When a tornado tore through Hackleburg, Ala., in April, it nearly destroyed the little town and killed 26 people. Dozens of houses were flattened, along with several businesses and buildings -- including the Wrangler factory, the largest employer in the town.
Pairs of the iconic blue jeans were found as far as 90 miles away after the storm. Many of the workers lost their homes and were also left without hope.
Plant manager Wade Hedgedorn took shelter under a table with 13 other workers when the twister blasted through the plant. One person died.
"Count to ten, the building was gone," said Hedgedorn. "Unbelievable."
The workers were worried that their employer would walk away like so many other businesses did.
"It was the people, we're all tight buds here," said Frankie Burrell. "We're family."
But in a display of loyalty, Wrangler announced that it would rebuild by opening a new plant in two years, and would add 50 new jobs.
"The night that we came down here to announce that we were rebuilding, I mean, I've been with the company 33 years, I don't think I've had a better day or better night that that," said Sam Tucker, the vice president of human resources at the company's jeanswear division.

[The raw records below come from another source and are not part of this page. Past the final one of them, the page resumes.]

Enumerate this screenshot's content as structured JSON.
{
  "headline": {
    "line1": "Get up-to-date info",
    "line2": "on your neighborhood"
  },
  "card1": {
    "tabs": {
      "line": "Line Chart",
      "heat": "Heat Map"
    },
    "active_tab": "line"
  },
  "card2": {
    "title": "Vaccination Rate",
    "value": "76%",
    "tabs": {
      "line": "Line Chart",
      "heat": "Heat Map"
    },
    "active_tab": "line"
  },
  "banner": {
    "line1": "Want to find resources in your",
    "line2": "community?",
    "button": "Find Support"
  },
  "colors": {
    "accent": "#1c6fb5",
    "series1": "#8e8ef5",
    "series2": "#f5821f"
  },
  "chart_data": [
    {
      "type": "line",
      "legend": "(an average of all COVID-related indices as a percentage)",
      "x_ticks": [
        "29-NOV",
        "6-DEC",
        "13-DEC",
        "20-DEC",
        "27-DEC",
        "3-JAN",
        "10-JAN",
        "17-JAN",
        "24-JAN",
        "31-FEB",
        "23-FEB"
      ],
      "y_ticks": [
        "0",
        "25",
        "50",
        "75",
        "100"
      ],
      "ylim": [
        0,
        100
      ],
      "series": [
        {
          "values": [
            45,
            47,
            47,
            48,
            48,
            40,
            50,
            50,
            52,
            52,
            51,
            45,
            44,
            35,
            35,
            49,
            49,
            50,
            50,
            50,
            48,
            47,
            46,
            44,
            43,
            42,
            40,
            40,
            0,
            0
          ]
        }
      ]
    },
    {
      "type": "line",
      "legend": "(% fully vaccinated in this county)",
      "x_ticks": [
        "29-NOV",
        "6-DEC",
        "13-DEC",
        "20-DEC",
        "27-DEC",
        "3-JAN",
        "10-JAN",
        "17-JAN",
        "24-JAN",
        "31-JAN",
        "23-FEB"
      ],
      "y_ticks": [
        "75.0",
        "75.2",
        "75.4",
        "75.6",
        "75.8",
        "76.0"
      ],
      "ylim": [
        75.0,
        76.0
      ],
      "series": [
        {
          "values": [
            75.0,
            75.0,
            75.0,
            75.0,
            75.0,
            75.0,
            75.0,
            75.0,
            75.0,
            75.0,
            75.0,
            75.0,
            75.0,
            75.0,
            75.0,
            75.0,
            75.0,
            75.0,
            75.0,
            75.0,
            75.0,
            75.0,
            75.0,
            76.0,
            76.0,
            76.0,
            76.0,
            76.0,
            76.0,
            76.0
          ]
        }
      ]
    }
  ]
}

In the meantime, every worker still has a job and benefits. It only took a few weeks for the company to move to a refurbished warehouse about 80 miles away.
"This is a very loyal, longtime workforce here," Tucker said. "Actually, we've had a presence here in the town of Hackleburg since 1966. ... So we have a veteran workforce here that are very loyal."

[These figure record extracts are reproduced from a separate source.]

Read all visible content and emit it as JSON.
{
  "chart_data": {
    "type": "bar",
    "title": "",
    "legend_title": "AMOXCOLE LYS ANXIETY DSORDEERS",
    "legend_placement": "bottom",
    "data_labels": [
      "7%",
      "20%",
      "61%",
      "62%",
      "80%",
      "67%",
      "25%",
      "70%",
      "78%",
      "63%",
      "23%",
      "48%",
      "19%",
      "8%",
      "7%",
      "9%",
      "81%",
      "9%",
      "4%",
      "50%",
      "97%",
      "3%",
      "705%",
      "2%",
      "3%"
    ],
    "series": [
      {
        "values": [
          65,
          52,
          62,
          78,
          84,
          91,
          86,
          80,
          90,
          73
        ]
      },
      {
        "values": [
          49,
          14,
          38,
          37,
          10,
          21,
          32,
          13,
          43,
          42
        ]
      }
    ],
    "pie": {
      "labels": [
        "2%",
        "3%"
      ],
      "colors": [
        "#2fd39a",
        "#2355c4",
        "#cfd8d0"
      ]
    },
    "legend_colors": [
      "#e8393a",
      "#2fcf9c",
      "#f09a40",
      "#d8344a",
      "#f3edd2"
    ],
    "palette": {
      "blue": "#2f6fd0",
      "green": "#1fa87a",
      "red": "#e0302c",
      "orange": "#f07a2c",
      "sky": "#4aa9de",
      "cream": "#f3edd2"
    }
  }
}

The company drives the workers to their temporary space, so the company can continue to ship jeans while it rebuilds the old plant. Hackleburg is still the best location to meet Wrangler's shipping needs, and the company didn't want to lose the workforce made up of highly-skilled Americans.
Myra Hall worked for the company for 33 years.

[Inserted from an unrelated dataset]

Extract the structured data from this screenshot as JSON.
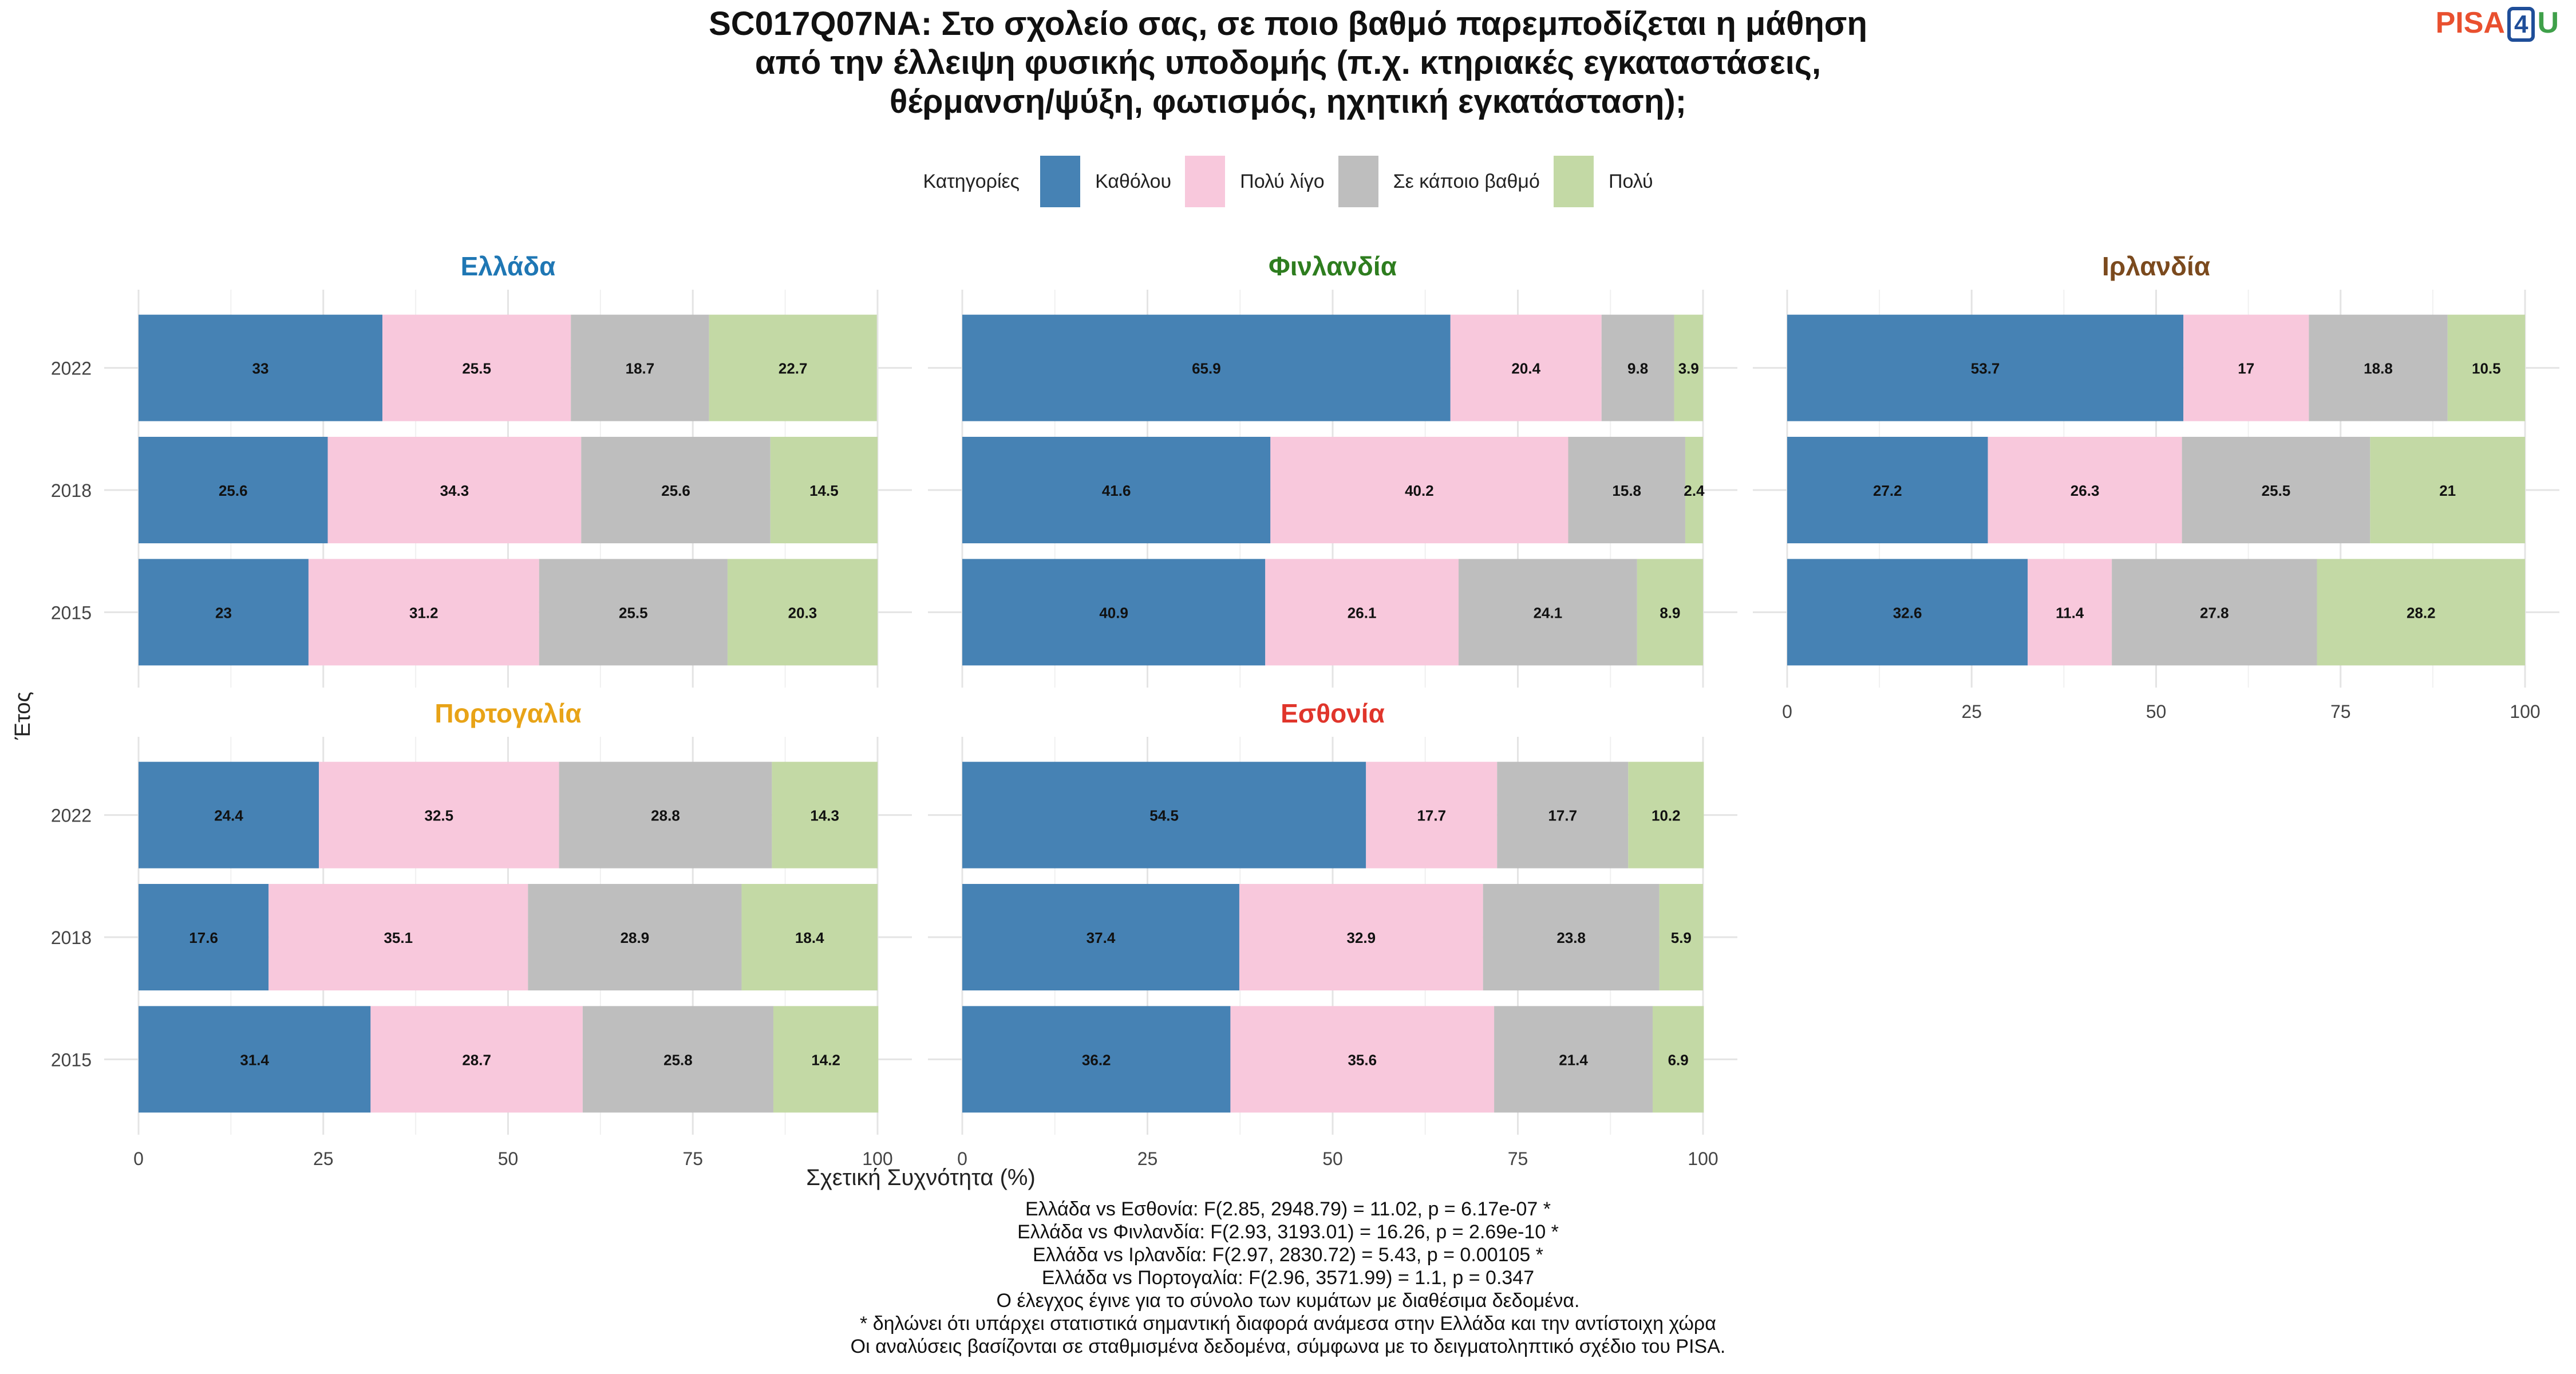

"Wrangler stepped up to the plate," she said. "I mean, they took care of us."
Charlotte Walter, who has worked at the company for 20 years, said Wrangler has taught her to be more considerate of people, because that's the treatment she received.
"In abundance," she said, in tears.
Donna Fredrick, who has worked for 15 years at the plant, lost her home -- but today, she's also rebuilding. She'll work forever for a company that stands by its people, she said, and is bringing America back, one family at a time.